Accessing the web of databases

02.05.2006
I've just posted the fourth installment (http://www.infoworld.com/4109) in my new series of Friday podcasts. It's an interview with Kingsley Idehen, CEO of OpenLink Software.

OpenLink's (http://www.openlinksw.com/) flagship product is a universal database and application server, Virtuoso (http://www.infoworld.com/699), which I last wrote about in 2003.

I convened the interview mainly to discuss Virtuoso's recent transition to open source (http://www.openlinksw.com/blog/~kidehen/?id=951), but our wide-ranging conversation helped me clarify a theme that's been central to my own work, and will dominate the next phase of the Internet's evolution. The Web is becoming a database -- or, more precisely, a network of databases. All of the trends that inform this column -- including Web services, REST (Representational State Transfer), AJAX (Asynchronous JavaScript and XML), and interpersonal as well as interprocess collaboration -- can be usefully refracted through that lens.
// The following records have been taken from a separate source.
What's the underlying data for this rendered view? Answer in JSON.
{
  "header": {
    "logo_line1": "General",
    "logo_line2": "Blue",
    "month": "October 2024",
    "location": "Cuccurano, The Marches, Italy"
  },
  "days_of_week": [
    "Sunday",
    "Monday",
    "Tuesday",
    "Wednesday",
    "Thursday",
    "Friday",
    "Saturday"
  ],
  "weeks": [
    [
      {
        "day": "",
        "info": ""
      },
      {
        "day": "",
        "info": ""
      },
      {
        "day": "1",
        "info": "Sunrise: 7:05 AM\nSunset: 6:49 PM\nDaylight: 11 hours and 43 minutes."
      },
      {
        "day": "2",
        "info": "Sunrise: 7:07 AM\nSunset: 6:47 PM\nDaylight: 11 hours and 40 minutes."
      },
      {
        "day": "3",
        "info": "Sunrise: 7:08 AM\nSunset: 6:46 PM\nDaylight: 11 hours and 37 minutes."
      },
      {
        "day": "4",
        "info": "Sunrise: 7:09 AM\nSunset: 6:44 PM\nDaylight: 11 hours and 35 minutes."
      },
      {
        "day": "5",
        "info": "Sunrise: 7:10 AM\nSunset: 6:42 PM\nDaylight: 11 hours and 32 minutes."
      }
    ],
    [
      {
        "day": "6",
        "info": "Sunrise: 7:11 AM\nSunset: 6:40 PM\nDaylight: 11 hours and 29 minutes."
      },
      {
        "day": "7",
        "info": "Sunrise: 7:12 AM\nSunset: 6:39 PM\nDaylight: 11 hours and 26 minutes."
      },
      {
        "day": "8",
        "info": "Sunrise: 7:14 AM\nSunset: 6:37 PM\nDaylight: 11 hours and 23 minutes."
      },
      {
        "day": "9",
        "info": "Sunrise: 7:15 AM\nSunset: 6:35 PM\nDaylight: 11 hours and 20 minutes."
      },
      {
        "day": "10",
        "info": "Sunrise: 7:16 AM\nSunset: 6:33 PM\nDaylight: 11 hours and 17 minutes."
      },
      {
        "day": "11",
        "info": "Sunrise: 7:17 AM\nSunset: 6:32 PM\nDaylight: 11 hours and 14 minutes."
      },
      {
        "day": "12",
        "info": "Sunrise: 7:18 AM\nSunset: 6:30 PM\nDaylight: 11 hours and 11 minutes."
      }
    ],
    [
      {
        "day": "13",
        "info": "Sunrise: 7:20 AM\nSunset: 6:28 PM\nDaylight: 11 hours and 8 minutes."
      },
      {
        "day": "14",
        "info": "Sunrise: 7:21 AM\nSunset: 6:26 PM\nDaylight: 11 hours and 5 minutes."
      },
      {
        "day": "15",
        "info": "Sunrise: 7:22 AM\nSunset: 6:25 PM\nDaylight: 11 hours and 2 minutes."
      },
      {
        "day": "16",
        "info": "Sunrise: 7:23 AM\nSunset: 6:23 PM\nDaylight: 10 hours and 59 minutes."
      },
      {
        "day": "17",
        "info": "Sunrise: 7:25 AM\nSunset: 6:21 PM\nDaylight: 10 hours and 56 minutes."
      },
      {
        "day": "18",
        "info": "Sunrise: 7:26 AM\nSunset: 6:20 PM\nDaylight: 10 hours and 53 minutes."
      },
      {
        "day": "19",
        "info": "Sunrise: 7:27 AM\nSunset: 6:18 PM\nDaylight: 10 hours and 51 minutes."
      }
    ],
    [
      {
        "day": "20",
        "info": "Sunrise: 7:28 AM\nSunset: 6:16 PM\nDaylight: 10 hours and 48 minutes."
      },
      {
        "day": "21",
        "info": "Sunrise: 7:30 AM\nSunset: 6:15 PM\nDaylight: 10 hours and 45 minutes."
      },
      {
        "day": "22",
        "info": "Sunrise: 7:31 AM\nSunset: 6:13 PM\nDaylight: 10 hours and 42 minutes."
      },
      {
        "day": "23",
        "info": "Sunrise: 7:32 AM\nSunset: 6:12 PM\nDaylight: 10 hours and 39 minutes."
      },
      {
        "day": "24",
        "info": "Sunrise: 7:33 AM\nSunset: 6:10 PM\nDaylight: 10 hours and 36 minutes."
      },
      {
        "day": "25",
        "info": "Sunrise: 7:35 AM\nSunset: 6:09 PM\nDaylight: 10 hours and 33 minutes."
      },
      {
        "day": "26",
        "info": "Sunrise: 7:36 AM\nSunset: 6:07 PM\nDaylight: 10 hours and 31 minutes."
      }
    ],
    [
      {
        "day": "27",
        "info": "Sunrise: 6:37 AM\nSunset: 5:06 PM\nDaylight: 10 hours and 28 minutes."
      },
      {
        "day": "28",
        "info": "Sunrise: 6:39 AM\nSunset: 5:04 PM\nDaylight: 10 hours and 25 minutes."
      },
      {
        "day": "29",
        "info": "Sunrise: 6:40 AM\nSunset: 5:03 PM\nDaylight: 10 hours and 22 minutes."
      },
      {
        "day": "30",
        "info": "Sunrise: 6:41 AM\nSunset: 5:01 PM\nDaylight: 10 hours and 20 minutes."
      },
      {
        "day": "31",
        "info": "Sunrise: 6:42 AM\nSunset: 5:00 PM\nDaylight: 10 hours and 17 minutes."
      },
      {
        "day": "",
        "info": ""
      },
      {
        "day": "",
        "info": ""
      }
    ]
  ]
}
I've always regarded the Web as a programmable data source as well as a platform for the document/software hybrid that we call a Web page. Early on, programmable access to Web data entailed a lot of screen scraping. Nowadays it often still does, but it's becoming common to find APIs that serve up the Web's data. If you want to remix the InfoWorld metadata explorer (http://www.infoworld.com/4110), for example, as Mike Parsons did, you can fetch its data directly as XML.

Free text search is an even more popular access API. Nearly every site provides that service, or outsources it to Google or another engine.

And, of course, sites that act as database front ends support canned queries, the results of which may (if you're lucky) be accessible by way of APIs such as RSS.